Personal information
- Full name: Mame Seydina Issa Laye Thiaw
- Date of birth: 12 October 1992 (age 33)
- Place of birth: Yoff, Senegal
- Height: 1.87 m (6 ft 2 in)
- Position: Midfielder

Team information
- Current team: MP (manager)

Youth career
- Diambars

Senior career*
- Years: Team / Apps / (Gls)
- 2012: RS Yoff / ? / (?)
- 2012: Voința Sibiu / 0 / (0)
- 2012: FC Cisnădie / 0 / (0)
- 2013: Unirea Alba Iulia / ? / (?)
- 2014–2016: Șoimii Pâncota / 46 / (6)
- 2016–2017: Sepsi OSK / 37 / (8)
- 2018: Ilves / 27 / (7)
- 2019–2020: KuPS / 12 / (2)
- Total:  / 122 / (23)

Managerial career
- 2021–2022: KuPS (U19 assistant)
- 2022: KuPS II
- 2023: KuPS (assistant)
- 2024–: MP

= Issa Thiaw =

Senegalese footballer

Mame Seydina Issa Laye Thiaw (born 12 October 1992), commonly known as Issa Thiaw, is a Senegalese professional football coach and a former player who played as a midfielder.

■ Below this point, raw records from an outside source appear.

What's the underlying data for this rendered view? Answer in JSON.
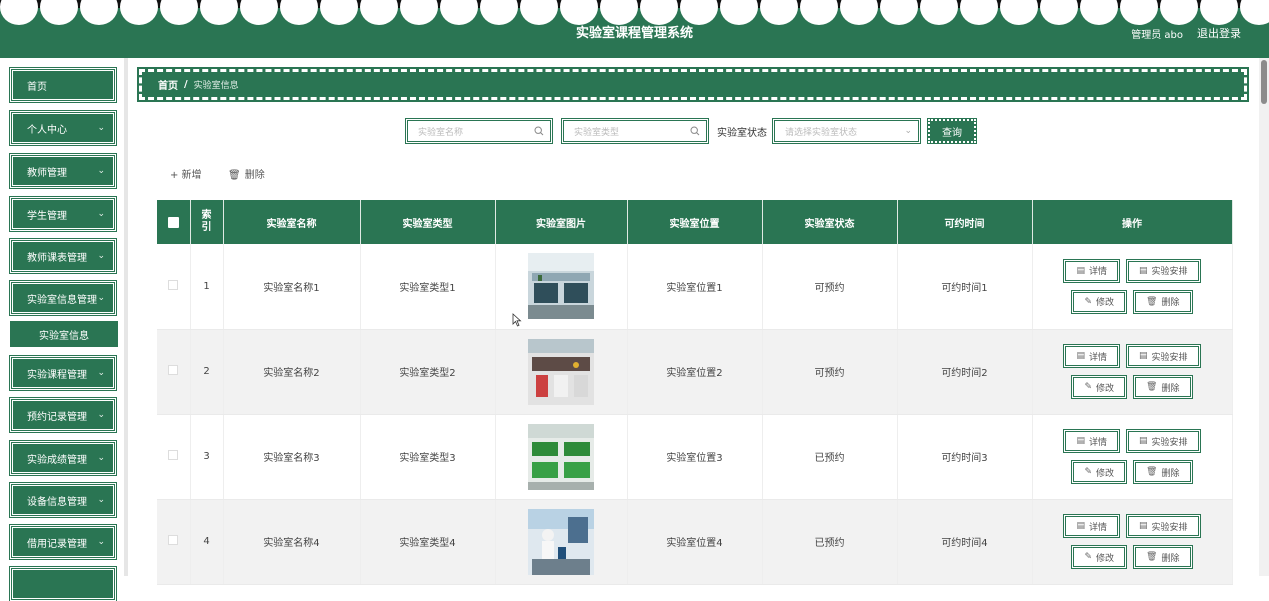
{
  "header": {
    "title": "实验室课程管理系统",
    "admin_label": "管理员 abo",
    "logout_label": "退出登录",
    "bg_color": "#2a7553"
  },
  "sidebar": {
    "items": [
      {
        "label": "首页",
        "has_chevron": false
      },
      {
        "label": "个人中心",
        "has_chevron": true
      },
      {
        "label": "教师管理",
        "has_chevron": true
      },
      {
        "label": "学生管理",
        "has_chevron": true
      },
      {
        "label": "教师课表管理",
        "has_chevron": true
      },
      {
        "label": "实验室信息管理",
        "has_chevron": true
      },
      {
        "label": "实验课程管理",
        "has_chevron": true
      },
      {
        "label": "预约记录管理",
        "has_chevron": true
      },
      {
        "label": "实验成绩管理",
        "has_chevron": true
      },
      {
        "label": "设备信息管理",
        "has_chevron": true
      },
      {
        "label": "借用记录管理",
        "has_chevron": true
      }
    ],
    "active_submenu": "实验室信息"
  },
  "breadcrumb": {
    "home": "首页",
    "separator": "/",
    "current": "实验室信息"
  },
  "search": {
    "name_placeholder": "实验室名称",
    "type_placeholder": "实验室类型",
    "status_label": "实验室状态",
    "status_placeholder": "请选择实验室状态",
    "query_button": "查询"
  },
  "actions": {
    "add": "+ 新增",
    "delete": "删除"
  },
  "table": {
    "headers": [
      "索引",
      "实验室名称",
      "实验室类型",
      "实验室图片",
      "实验室位置",
      "实验室状态",
      "可约时间",
      "操作"
    ],
    "rows": [
      {
        "index": "1",
        "name": "实验室名称1",
        "type": "实验室类型1",
        "location": "实验室位置1",
        "status": "可预约",
        "time": "可约时间1"
      },
      {
        "index": "2",
        "name": "实验室名称2",
        "type": "实验室类型2",
        "location": "实验室位置2",
        "status": "可预约",
        "time": "可约时间2"
      },
      {
        "index": "3",
        "name": "实验室名称3",
        "type": "实验室类型3",
        "location": "实验室位置3",
        "status": "已预约",
        "time": "可约时间3"
      },
      {
        "index": "4",
        "name": "实验室名称4",
        "type": "实验室类型4",
        "location": "实验室位置4",
        "status": "已预约",
        "time": "可约时间4"
      }
    ],
    "op_labels": {
      "detail": "详情",
      "schedule": "实验安排",
      "edit": "修改",
      "remove": "删除"
    }
  }
}
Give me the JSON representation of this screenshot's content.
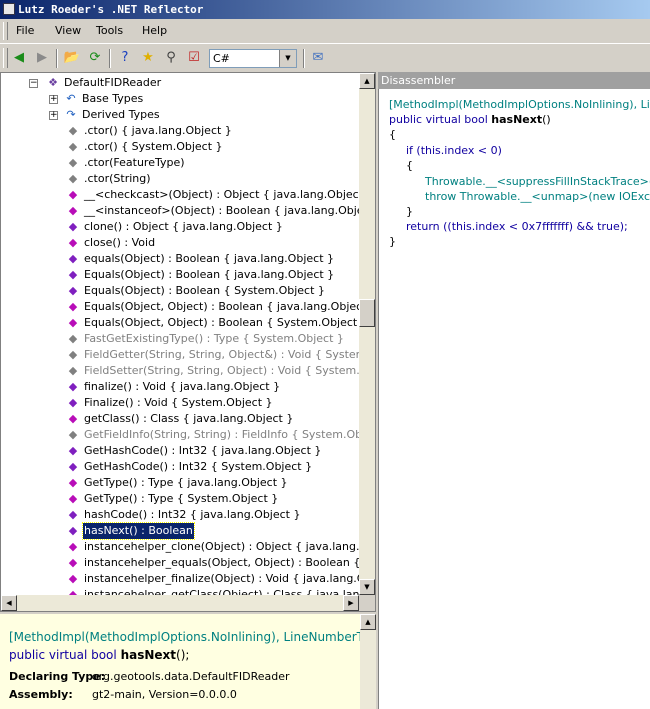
{
  "window": {
    "title": "Lutz Roeder's .NET Reflector"
  },
  "menu": [
    "File",
    "View",
    "Tools",
    "Help"
  ],
  "toolbar": {
    "buttons": [
      "back-icon",
      "forward-icon",
      "open-icon",
      "refresh-icon",
      "search-help-icon",
      "favorite-icon",
      "search-icon",
      "bookmark-icon"
    ],
    "language": "C#"
  },
  "tree": {
    "root": "DefaultFIDReader",
    "base_types": "Base Types",
    "derived_types": "Derived Types",
    "members": [
      {
        "label": ".ctor() { java.lang.Object }",
        "kind": "ctor",
        "gray": false
      },
      {
        "label": ".ctor() { System.Object }",
        "kind": "ctor",
        "gray": false
      },
      {
        "label": ".ctor(FeatureType)",
        "kind": "ctor",
        "gray": false
      },
      {
        "label": ".ctor(String)",
        "kind": "ctor",
        "gray": false
      },
      {
        "label": "__<checkcast>(Object) : Object { java.lang.Object }",
        "kind": "method",
        "gray": false
      },
      {
        "label": "__<instanceof>(Object) : Boolean { java.lang.Object }",
        "kind": "method",
        "gray": false
      },
      {
        "label": "clone() : Object { java.lang.Object }",
        "kind": "virt",
        "gray": false
      },
      {
        "label": "close() : Void",
        "kind": "method",
        "gray": false
      },
      {
        "label": "equals(Object) : Boolean { java.lang.Object }",
        "kind": "virt",
        "gray": false
      },
      {
        "label": "Equals(Object) : Boolean { java.lang.Object }",
        "kind": "virt",
        "gray": false
      },
      {
        "label": "Equals(Object) : Boolean { System.Object }",
        "kind": "virt",
        "gray": false
      },
      {
        "label": "Equals(Object, Object) : Boolean { java.lang.Object }",
        "kind": "method",
        "gray": false
      },
      {
        "label": "Equals(Object, Object) : Boolean { System.Object }",
        "kind": "method",
        "gray": false
      },
      {
        "label": "FastGetExistingType() : Type { System.Object }",
        "kind": "lock",
        "gray": true
      },
      {
        "label": "FieldGetter(String, String, Object&) : Void { System.Object",
        "kind": "lock",
        "gray": true
      },
      {
        "label": "FieldSetter(String, String, Object) : Void { System.Object",
        "kind": "lock",
        "gray": true
      },
      {
        "label": "finalize() : Void { java.lang.Object }",
        "kind": "virt",
        "gray": false
      },
      {
        "label": "Finalize() : Void { System.Object }",
        "kind": "virt",
        "gray": false
      },
      {
        "label": "getClass() : Class { java.lang.Object }",
        "kind": "method",
        "gray": false
      },
      {
        "label": "GetFieldInfo(String, String) : FieldInfo { System.Object }",
        "kind": "lock",
        "gray": true
      },
      {
        "label": "GetHashCode() : Int32 { java.lang.Object }",
        "kind": "virt",
        "gray": false
      },
      {
        "label": "GetHashCode() : Int32 { System.Object }",
        "kind": "virt",
        "gray": false
      },
      {
        "label": "GetType() : Type { java.lang.Object }",
        "kind": "method",
        "gray": false
      },
      {
        "label": "GetType() : Type { System.Object }",
        "kind": "method",
        "gray": false
      },
      {
        "label": "hashCode() : Int32 { java.lang.Object }",
        "kind": "virt",
        "gray": false
      },
      {
        "label": "hasNext() : Boolean",
        "kind": "virt",
        "gray": false,
        "selected": true
      },
      {
        "label": "instancehelper_clone(Object) : Object { java.lang.Object",
        "kind": "method",
        "gray": false
      },
      {
        "label": "instancehelper_equals(Object, Object) : Boolean { java.la",
        "kind": "method",
        "gray": false
      },
      {
        "label": "instancehelper_finalize(Object) : Void { java.lang.Object",
        "kind": "method",
        "gray": false
      },
      {
        "label": "instancehelper_getClass(Object) : Class { java.lang.Obje",
        "kind": "method",
        "gray": false
      }
    ]
  },
  "disassembler": {
    "header": "Disassembler",
    "attr_line": "[MethodImpl(MethodImplOptions.NoInlining), LineNumber",
    "sig_prefix": "public virtual bool ",
    "sig_name": "hasNext",
    "sig_suffix": "()",
    "open_brace": "{",
    "if_line": "if (this.index < 0)",
    "inner_open": "{",
    "throw_line1": "Throwable.__<suppressFillInStackTrace>();",
    "throw_line2": "throw Throwable.__<unmap>(new IOExceptio",
    "inner_close": "}",
    "return_line": "return ((this.index < 0x7fffffff) && true);",
    "close_brace": "}"
  },
  "info": {
    "attr_line": "[MethodImpl(MethodImplOptions.NoInlining), LineNumberTab",
    "sig_prefix": "public virtual bool ",
    "sig_name": "hasNext",
    "sig_suffix": "();",
    "declaring_type_key": "Declaring Type:",
    "declaring_type_value": "org.geotools.data.DefaultFIDReader",
    "assembly_key": "Assembly:",
    "assembly_value": "gt2-main, Version=0.0.0.0"
  }
}
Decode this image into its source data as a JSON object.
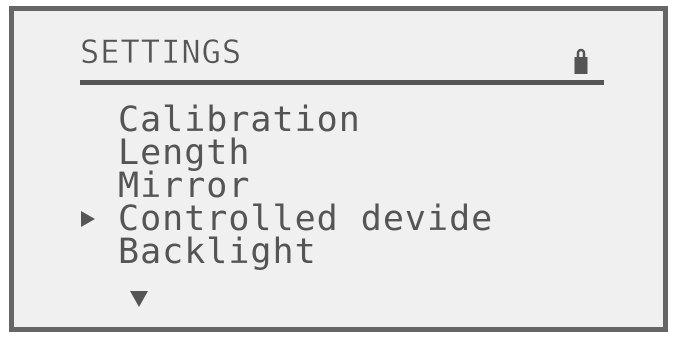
{
  "header": {
    "title": "SETTINGS",
    "status_icon": "lock-icon"
  },
  "menu": {
    "selected_index": 3,
    "items": [
      {
        "label": "Calibration"
      },
      {
        "label": "Length"
      },
      {
        "label": "Mirror"
      },
      {
        "label": "Controlled devide"
      },
      {
        "label": "Backlight"
      }
    ],
    "more_indicator": "chevron-down-icon"
  },
  "colors": {
    "screen_background": "#f0f0f0",
    "foreground": "#555555",
    "bezel": "#666666"
  }
}
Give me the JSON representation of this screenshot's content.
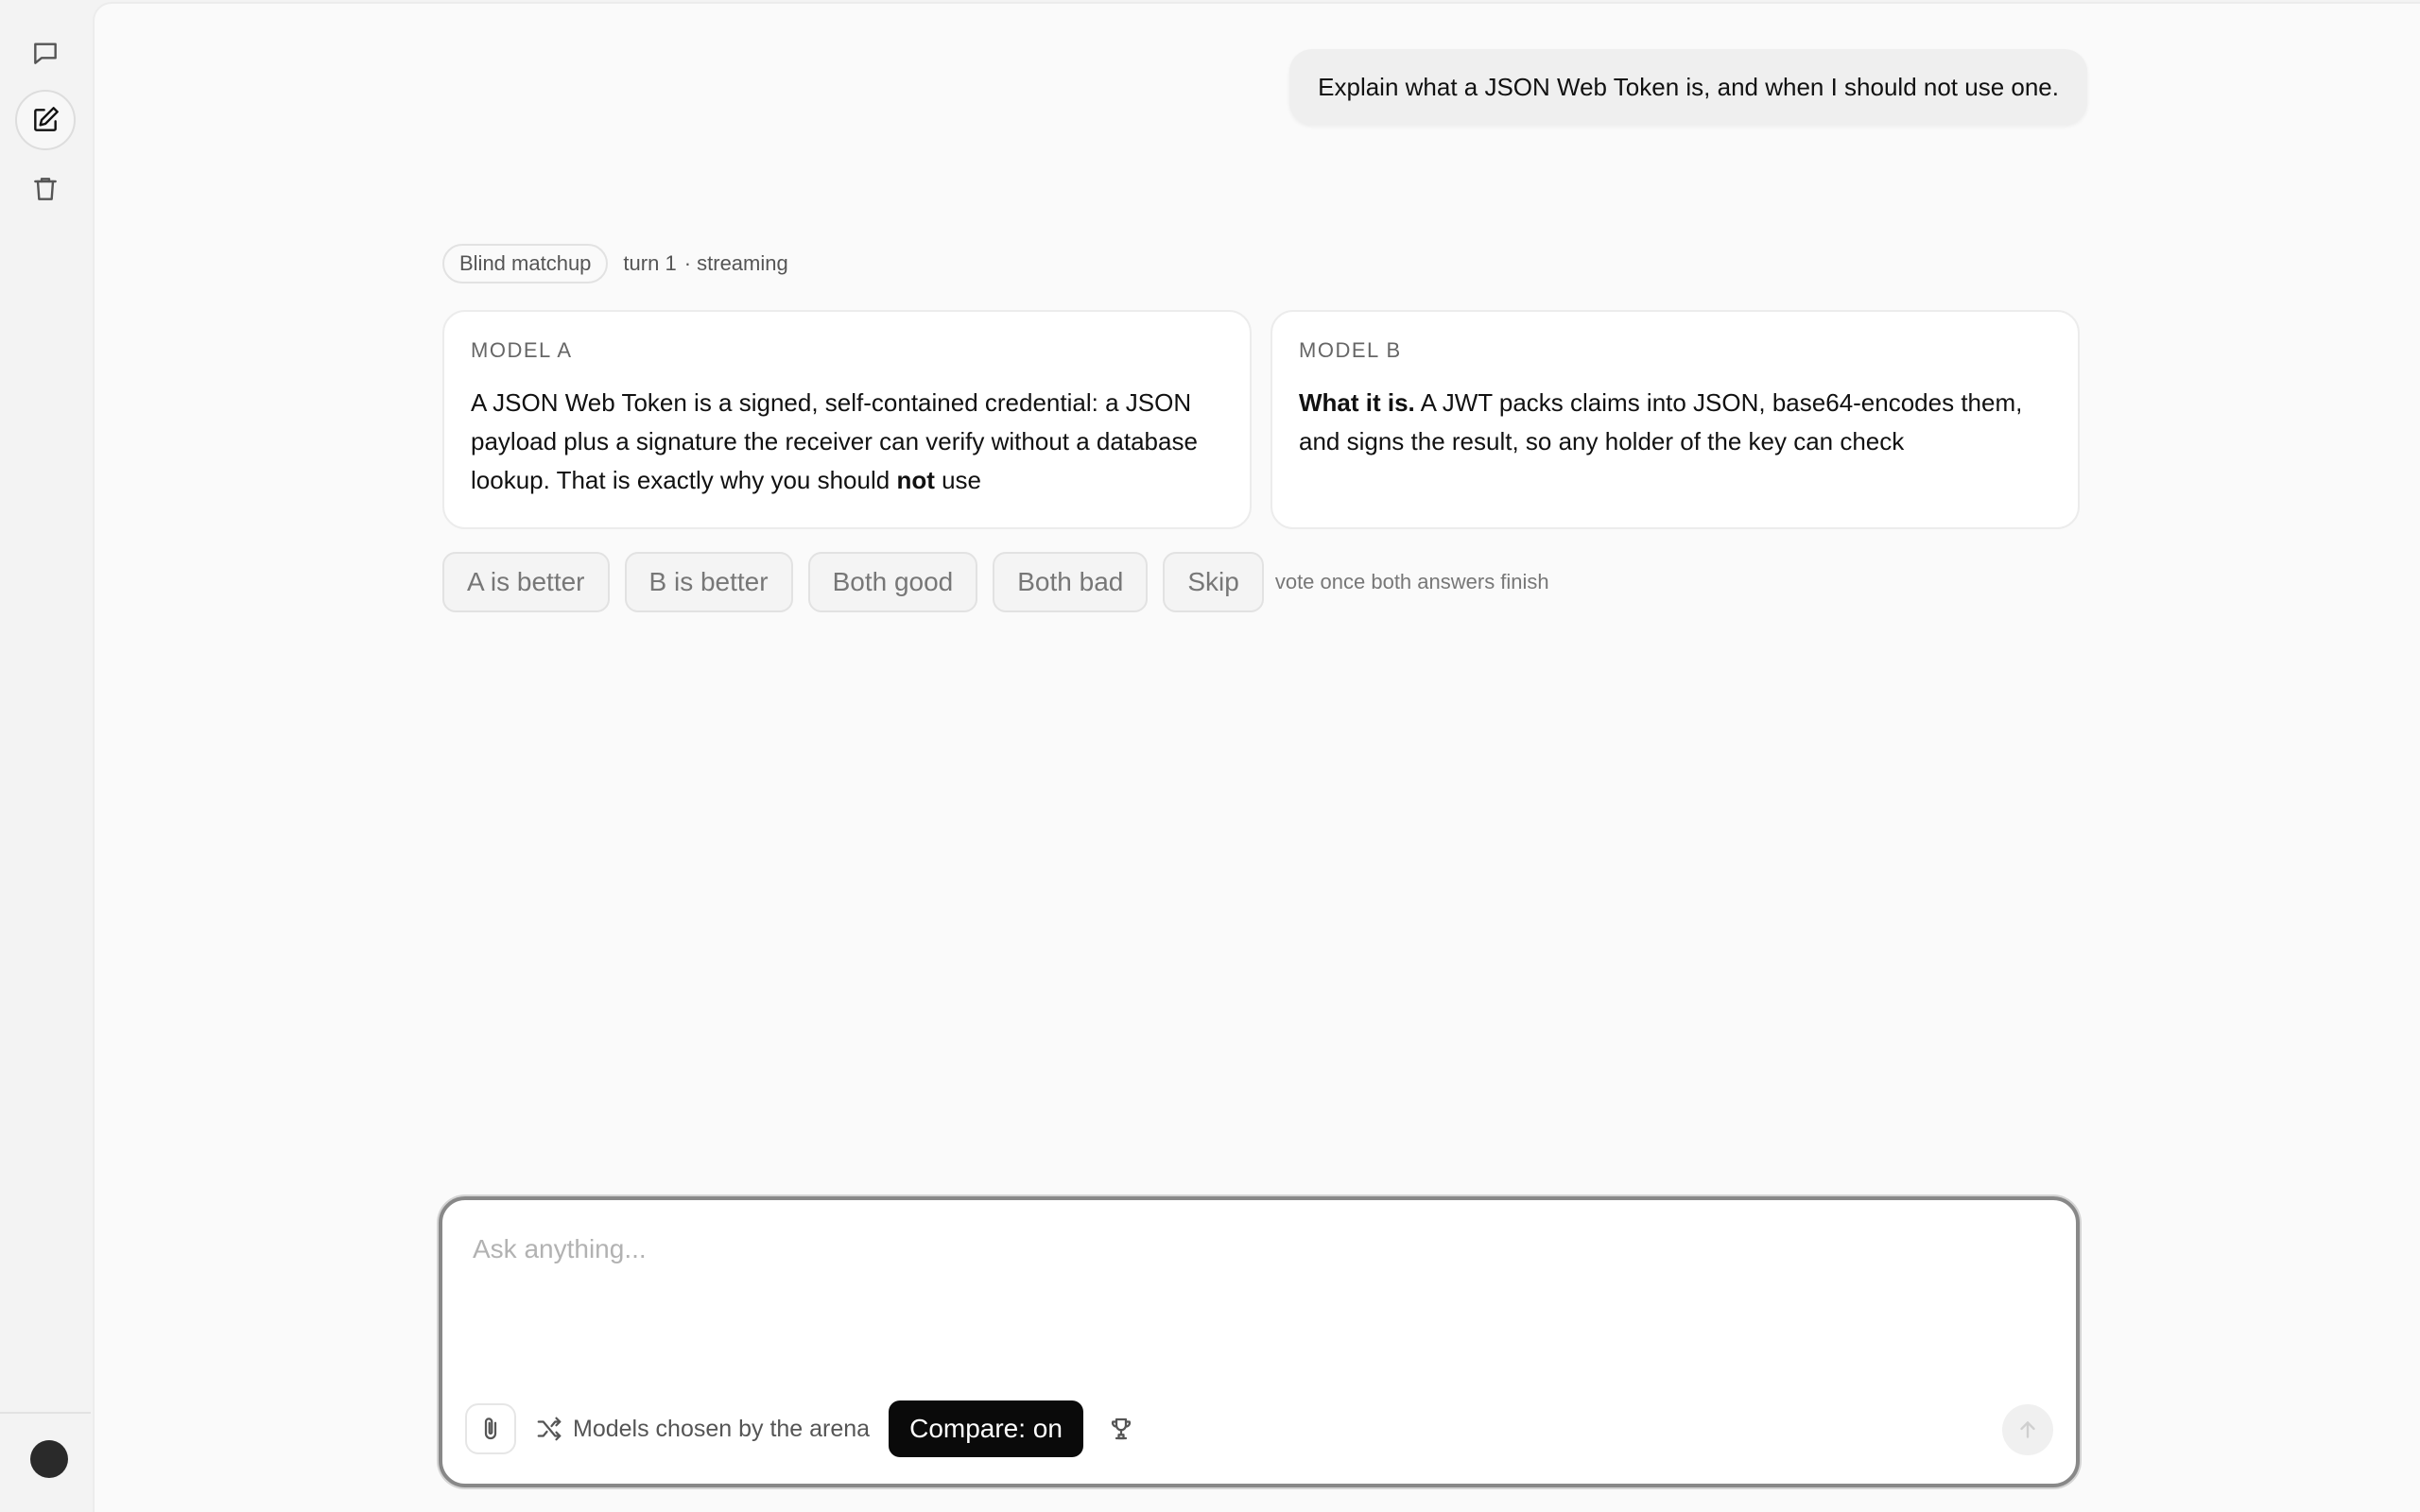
{
  "user_message": "Explain what a JSON Web Token is, and when I should not use one.",
  "matchup": {
    "badge": "Blind matchup",
    "turn": "turn 1",
    "status": "· streaming"
  },
  "model_a": {
    "label": "MODEL A",
    "text_before": "A JSON Web Token is a signed, self-contained credential: a JSON payload plus a signature the receiver can verify without a database lookup. That is exactly why you should ",
    "text_bold": "not",
    "text_after": " use"
  },
  "model_b": {
    "label": "MODEL B",
    "text_bold": "What it is.",
    "text_after": " A JWT packs claims into JSON, base64-encodes them, and signs the result, so any holder of the key can check"
  },
  "vote": {
    "a_better": "A is better",
    "b_better": "B is better",
    "both_good": "Both good",
    "both_bad": "Both bad",
    "skip": "Skip",
    "hint": "vote once both answers finish"
  },
  "composer": {
    "placeholder": "Ask anything...",
    "model_selector": "Models chosen by the arena",
    "compare_toggle": "Compare: on"
  },
  "icons": {
    "rail": [
      "chat-icon",
      "new-chat-icon",
      "trash-icon"
    ],
    "toolbar": [
      "paperclip-icon",
      "shuffle-icon",
      "trophy-icon",
      "send-arrow-icon"
    ]
  }
}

He is the head coach of Finnish club Mikkelin Palloilijat (MP) in Ykkönen.

==Career==
Issa started his career at RS Yoff from Senegal, then played in Romania for various Liga I and Liga II clubs such as: Voința Sibiu, FC Cisnădie, Unirea Alba Iulia and Șoimii Pâncota. After a Liga I promotion with Sepsi OSK, he made his debut with Sepsi Osk in the first league on 16 July 2017, in a 1–0 defeat against Astra Giurgiu.

==Personal life==
His cousin Malick Thiaw is a German-Finnish-Senegalese professional footballer for Newcastle United.